An imbalance in neuronal and synaptic excitability is a common abnormality observed in patients with various psychiatric and neurological disorders, including schizophrenia and bipolar, mood disorders, epilepsy and autism spectrum disorders. Identifying and understanding the mechanisms underlying the regulation of excitability will potentially reveal novel therapeutic targets for these diseases. My laboratory utilizes various approaches including molecular and cell biology, biochemistry, electrophysiology, and mouse genetics to understand the regulation of excitability homeostasis at synaptic, neuronal, network and system levels. Two particular areas in which my laboratory studies include:
1) Ubiquitin proteasome system (UPS)-mediated protein degradation in excitability homeostasis
Our recent work identified two ubiquitin E3 ligases, murine double minute 2 (Mdm2) and neural precursor cell expressed developmentally downregulated gene 4-like (Nedd4-2), participating in activity-induced synapse elimination and excitability homeostasis. Our current research focuses on the identification of their substrates and downstream signaling pathways in the context of excitability regulation. Specifically, we employ multiple mouse models to understand how dysregulation of Mdm2 and Nedd4-2 may contribute to hyperexcitability in epilepsy and autism.

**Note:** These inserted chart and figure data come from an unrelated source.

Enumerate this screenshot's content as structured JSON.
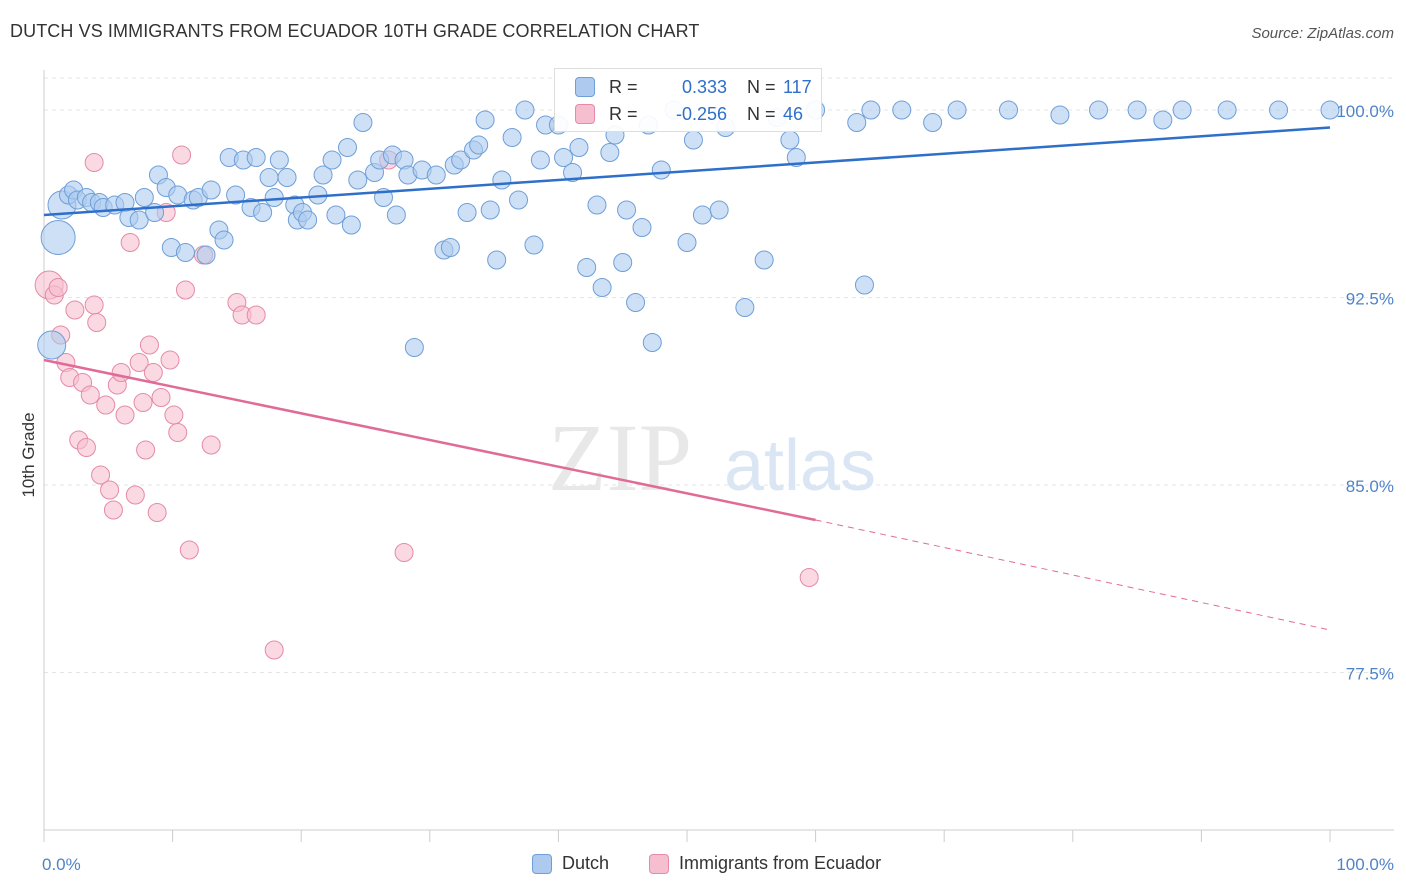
{
  "title": "DUTCH VS IMMIGRANTS FROM ECUADOR 10TH GRADE CORRELATION CHART",
  "source": "Source: ZipAtlas.com",
  "watermark": {
    "zip": "ZIP",
    "atlas": "atlas"
  },
  "colors": {
    "dutch_fill": "#aecbef",
    "dutch_stroke": "#6f9fd8",
    "dutch_line": "#2e6fca",
    "ecuador_fill": "#f6bfd0",
    "ecuador_stroke": "#e58aa8",
    "ecuador_line": "#e06b96",
    "axis_text": "#4f83c9",
    "grid": "#e5e5e5"
  },
  "stats": {
    "r_label": "R =",
    "n_label": "N =",
    "dutch": {
      "r": "0.333",
      "n": "117"
    },
    "ecuador": {
      "r": "-0.256",
      "n": "46"
    }
  },
  "legend": {
    "dutch": "Dutch",
    "ecuador": "Immigrants from Ecuador"
  },
  "chart_data": {
    "type": "scatter",
    "title": "DUTCH VS IMMIGRANTS FROM ECUADOR 10TH GRADE CORRELATION CHART",
    "xlabel": "",
    "ylabel": "10th Grade",
    "xlim": [
      0,
      100
    ],
    "ylim": [
      71.2,
      101.6
    ],
    "x_ticks": [
      0,
      10,
      20,
      30,
      40,
      50,
      60,
      70,
      80,
      90,
      100
    ],
    "x_tick_labels": {
      "0": "0.0%",
      "100": "100.0%"
    },
    "y_ticks": [
      77.5,
      85.0,
      92.5,
      100.0
    ],
    "y_tick_labels": [
      "77.5%",
      "85.0%",
      "92.5%",
      "100.0%"
    ],
    "grid": true,
    "legend_position": "bottom",
    "series": [
      {
        "name": "Dutch",
        "trend": {
          "x": [
            0,
            100
          ],
          "y": [
            95.8,
            99.3
          ]
        },
        "points": [
          [
            1.4,
            96.2,
            3
          ],
          [
            1.1,
            94.9,
            4
          ],
          [
            1.9,
            96.6,
            1
          ],
          [
            2.3,
            96.8,
            1
          ],
          [
            2.6,
            96.4,
            1
          ],
          [
            3.3,
            96.5,
            1
          ],
          [
            3.7,
            96.3,
            1
          ],
          [
            4.3,
            96.3,
            1
          ],
          [
            4.6,
            96.1,
            1
          ],
          [
            5.5,
            96.2,
            1
          ],
          [
            6.3,
            96.3,
            1
          ],
          [
            6.6,
            95.7,
            1
          ],
          [
            7.4,
            95.6,
            1
          ],
          [
            7.8,
            96.5,
            1
          ],
          [
            8.6,
            95.9,
            1
          ],
          [
            8.9,
            97.4,
            1
          ],
          [
            9.5,
            96.9,
            1
          ],
          [
            9.9,
            94.5,
            1
          ],
          [
            10.4,
            96.6,
            1
          ],
          [
            11.0,
            94.3,
            1
          ],
          [
            11.6,
            96.4,
            1
          ],
          [
            12.0,
            96.5,
            1
          ],
          [
            12.6,
            94.2,
            1
          ],
          [
            13.0,
            96.8,
            1
          ],
          [
            13.6,
            95.2,
            1
          ],
          [
            14.0,
            94.8,
            1
          ],
          [
            14.4,
            98.1,
            1
          ],
          [
            14.9,
            96.6,
            1
          ],
          [
            15.5,
            98.0,
            1
          ],
          [
            16.1,
            96.1,
            1
          ],
          [
            16.5,
            98.1,
            1
          ],
          [
            17.0,
            95.9,
            1
          ],
          [
            17.5,
            97.3,
            1
          ],
          [
            17.9,
            96.5,
            1
          ],
          [
            18.3,
            98.0,
            1
          ],
          [
            18.9,
            97.3,
            1
          ],
          [
            19.5,
            96.2,
            1
          ],
          [
            19.7,
            95.6,
            1
          ],
          [
            20.1,
            95.9,
            1
          ],
          [
            20.5,
            95.6,
            1
          ],
          [
            21.3,
            96.6,
            1
          ],
          [
            21.7,
            97.4,
            1
          ],
          [
            22.4,
            98.0,
            1
          ],
          [
            22.7,
            95.8,
            1
          ],
          [
            23.6,
            98.5,
            1
          ],
          [
            23.9,
            95.4,
            1
          ],
          [
            24.4,
            97.2,
            1
          ],
          [
            24.8,
            99.5,
            1
          ],
          [
            25.7,
            97.5,
            1
          ],
          [
            26.1,
            98.0,
            1
          ],
          [
            26.4,
            96.5,
            1
          ],
          [
            27.1,
            98.2,
            1
          ],
          [
            27.4,
            95.8,
            1
          ],
          [
            28.0,
            98.0,
            1
          ],
          [
            28.3,
            97.4,
            1
          ],
          [
            28.8,
            90.5,
            1
          ],
          [
            29.4,
            97.6,
            1
          ],
          [
            30.5,
            97.4,
            1
          ],
          [
            31.1,
            94.4,
            1
          ],
          [
            31.6,
            94.5,
            1
          ],
          [
            31.9,
            97.8,
            1
          ],
          [
            32.4,
            98.0,
            1
          ],
          [
            32.9,
            95.9,
            1
          ],
          [
            33.4,
            98.4,
            1
          ],
          [
            33.8,
            98.6,
            1
          ],
          [
            34.3,
            99.6,
            1
          ],
          [
            34.7,
            96.0,
            1
          ],
          [
            35.2,
            94.0,
            1
          ],
          [
            35.6,
            97.2,
            1
          ],
          [
            36.4,
            98.9,
            1
          ],
          [
            36.9,
            96.4,
            1
          ],
          [
            37.4,
            100.0,
            1
          ],
          [
            38.1,
            94.6,
            1
          ],
          [
            38.6,
            98.0,
            1
          ],
          [
            39.0,
            99.4,
            1
          ],
          [
            40.0,
            99.4,
            1
          ],
          [
            40.4,
            98.1,
            1
          ],
          [
            41.1,
            97.5,
            1
          ],
          [
            41.6,
            98.5,
            1
          ],
          [
            42.2,
            93.7,
            1
          ],
          [
            43.0,
            96.2,
            1
          ],
          [
            43.4,
            92.9,
            1
          ],
          [
            44.0,
            98.3,
            1
          ],
          [
            44.4,
            99.0,
            1
          ],
          [
            45.0,
            93.9,
            1
          ],
          [
            45.3,
            96.0,
            1
          ],
          [
            46.0,
            92.3,
            1
          ],
          [
            46.5,
            95.3,
            1
          ],
          [
            47.0,
            99.4,
            1
          ],
          [
            47.3,
            90.7,
            1
          ],
          [
            48.0,
            97.6,
            1
          ],
          [
            49.0,
            100.0,
            1
          ],
          [
            50.0,
            94.7,
            1
          ],
          [
            50.5,
            98.8,
            1
          ],
          [
            51.2,
            95.8,
            1
          ],
          [
            52.5,
            96.0,
            1
          ],
          [
            53.0,
            99.3,
            1
          ],
          [
            54.5,
            92.1,
            1
          ],
          [
            56.0,
            94.0,
            1
          ],
          [
            57.0,
            99.7,
            1
          ],
          [
            58.0,
            98.8,
            1
          ],
          [
            58.5,
            98.1,
            1
          ],
          [
            60.0,
            100.0,
            1
          ],
          [
            63.2,
            99.5,
            1
          ],
          [
            63.8,
            93.0,
            1
          ],
          [
            64.3,
            100.0,
            1
          ],
          [
            66.7,
            100.0,
            1
          ],
          [
            69.1,
            99.5,
            1
          ],
          [
            71.0,
            100.0,
            1
          ],
          [
            75.0,
            100.0,
            1
          ],
          [
            79.0,
            99.8,
            1
          ],
          [
            82.0,
            100.0,
            1
          ],
          [
            85.0,
            100.0,
            1
          ],
          [
            87.0,
            99.6,
            1
          ],
          [
            88.5,
            100.0,
            1
          ],
          [
            92.0,
            100.0,
            1
          ],
          [
            96.0,
            100.0,
            1
          ],
          [
            100.0,
            100.0,
            1
          ],
          [
            0.6,
            90.6,
            3
          ]
        ]
      },
      {
        "name": "Immigrants from Ecuador",
        "trend": {
          "x": [
            0,
            60
          ],
          "y": [
            90.0,
            83.6
          ]
        },
        "trend_dashed": {
          "x": [
            60,
            100
          ],
          "y": [
            83.6,
            79.2
          ]
        },
        "points": [
          [
            0.4,
            93.0,
            3
          ],
          [
            0.8,
            92.6,
            1
          ],
          [
            1.1,
            92.9,
            1
          ],
          [
            1.3,
            91.0,
            1
          ],
          [
            1.7,
            89.9,
            1
          ],
          [
            2.0,
            89.3,
            1
          ],
          [
            2.4,
            92.0,
            1
          ],
          [
            2.7,
            86.8,
            1
          ],
          [
            3.0,
            89.1,
            1
          ],
          [
            3.3,
            86.5,
            1
          ],
          [
            3.6,
            88.6,
            1
          ],
          [
            3.9,
            92.2,
            1
          ],
          [
            4.1,
            91.5,
            1
          ],
          [
            4.4,
            85.4,
            1
          ],
          [
            4.8,
            88.2,
            1
          ],
          [
            5.1,
            84.8,
            1
          ],
          [
            5.4,
            84.0,
            1
          ],
          [
            5.7,
            89.0,
            1
          ],
          [
            6.0,
            89.5,
            1
          ],
          [
            6.3,
            87.8,
            1
          ],
          [
            6.7,
            94.7,
            1
          ],
          [
            7.1,
            84.6,
            1
          ],
          [
            7.4,
            89.9,
            1
          ],
          [
            7.7,
            88.3,
            1
          ],
          [
            7.9,
            86.4,
            1
          ],
          [
            8.2,
            90.6,
            1
          ],
          [
            8.5,
            89.5,
            1
          ],
          [
            8.8,
            83.9,
            1
          ],
          [
            9.1,
            88.5,
            1
          ],
          [
            9.5,
            95.9,
            1
          ],
          [
            9.8,
            90.0,
            1
          ],
          [
            10.1,
            87.8,
            1
          ],
          [
            10.4,
            87.1,
            1
          ],
          [
            10.7,
            98.2,
            1
          ],
          [
            11.0,
            92.8,
            1
          ],
          [
            11.3,
            82.4,
            1
          ],
          [
            12.4,
            94.2,
            1
          ],
          [
            13.0,
            86.6,
            1
          ],
          [
            15.0,
            92.3,
            1
          ],
          [
            15.4,
            91.8,
            1
          ],
          [
            16.5,
            91.8,
            1
          ],
          [
            17.9,
            78.4,
            1
          ],
          [
            28.0,
            82.3,
            1
          ],
          [
            59.5,
            81.3,
            1
          ],
          [
            26.8,
            98.0,
            1
          ],
          [
            3.9,
            97.9,
            1
          ]
        ]
      }
    ]
  }
}
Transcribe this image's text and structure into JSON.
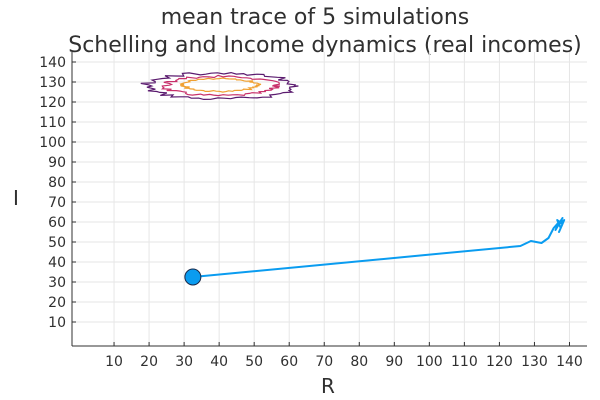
{
  "chart_data": {
    "type": "line",
    "title_lines": [
      "mean trace of 5 simulations",
      "Schelling and Income dynamics (real incomes)"
    ],
    "xlabel": "R",
    "ylabel": "I",
    "xlim": [
      -2,
      145
    ],
    "ylim": [
      -2,
      145
    ],
    "x_ticks": [
      10,
      20,
      30,
      40,
      50,
      60,
      70,
      80,
      90,
      100,
      110,
      120,
      130,
      140
    ],
    "y_ticks": [
      10,
      20,
      30,
      40,
      50,
      60,
      70,
      80,
      90,
      100,
      110,
      120,
      130,
      140
    ],
    "grid": true,
    "legend": "none",
    "trace": {
      "color": "#0a9cf0",
      "start_point": {
        "x": 32.5,
        "y": 32.5
      },
      "points": [
        {
          "x": 32.5,
          "y": 32.5
        },
        {
          "x": 126,
          "y": 48
        },
        {
          "x": 129,
          "y": 50.5
        },
        {
          "x": 132,
          "y": 49.5
        },
        {
          "x": 134,
          "y": 52
        },
        {
          "x": 135.5,
          "y": 57
        },
        {
          "x": 137,
          "y": 60
        },
        {
          "x": 136,
          "y": 56
        },
        {
          "x": 138,
          "y": 62
        },
        {
          "x": 136.5,
          "y": 58
        },
        {
          "x": 138.5,
          "y": 61
        },
        {
          "x": 137,
          "y": 55
        },
        {
          "x": 138,
          "y": 59
        },
        {
          "x": 136.5,
          "y": 61
        },
        {
          "x": 137.5,
          "y": 57
        }
      ]
    },
    "contours": [
      {
        "level": "outer",
        "color": "#5a1a6e",
        "cx": 40.5,
        "cy": 128,
        "rx": 21,
        "ry": 6.5
      },
      {
        "level": "middle",
        "color": "#c8306a",
        "cx": 40.5,
        "cy": 128,
        "rx": 16,
        "ry": 4.8
      },
      {
        "level": "inner",
        "color": "#f0a030",
        "cx": 40.5,
        "cy": 128.5,
        "rx": 10.5,
        "ry": 3.2
      }
    ]
  }
}
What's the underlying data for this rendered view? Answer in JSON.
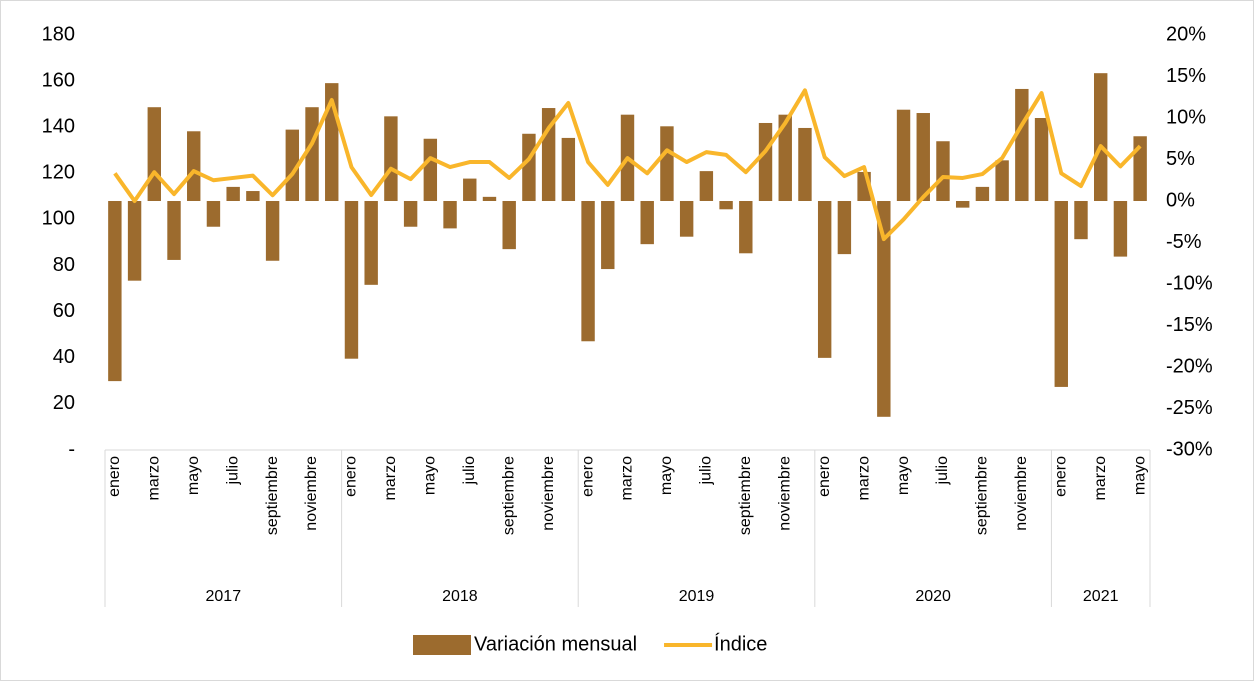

2) Translational control in neuronal and synaptic plasticity
My long-term effort has identified multiple mechanisms of translational control involved in various synaptic plasticity mechanisms. Particularly our recent work has discovered that Mdm2 can function as a translational suppressor and mediate translation-associated neural plasticity. Our current research aims to elucidate the broad effects of Mdm2 on translational control. Because an abnormal translation is observed in multiple autism spectrum disorders, my research seeks to understand how dysregulated protein translation contributes to the deficits of synaptic or network plasticity in autism mouse models.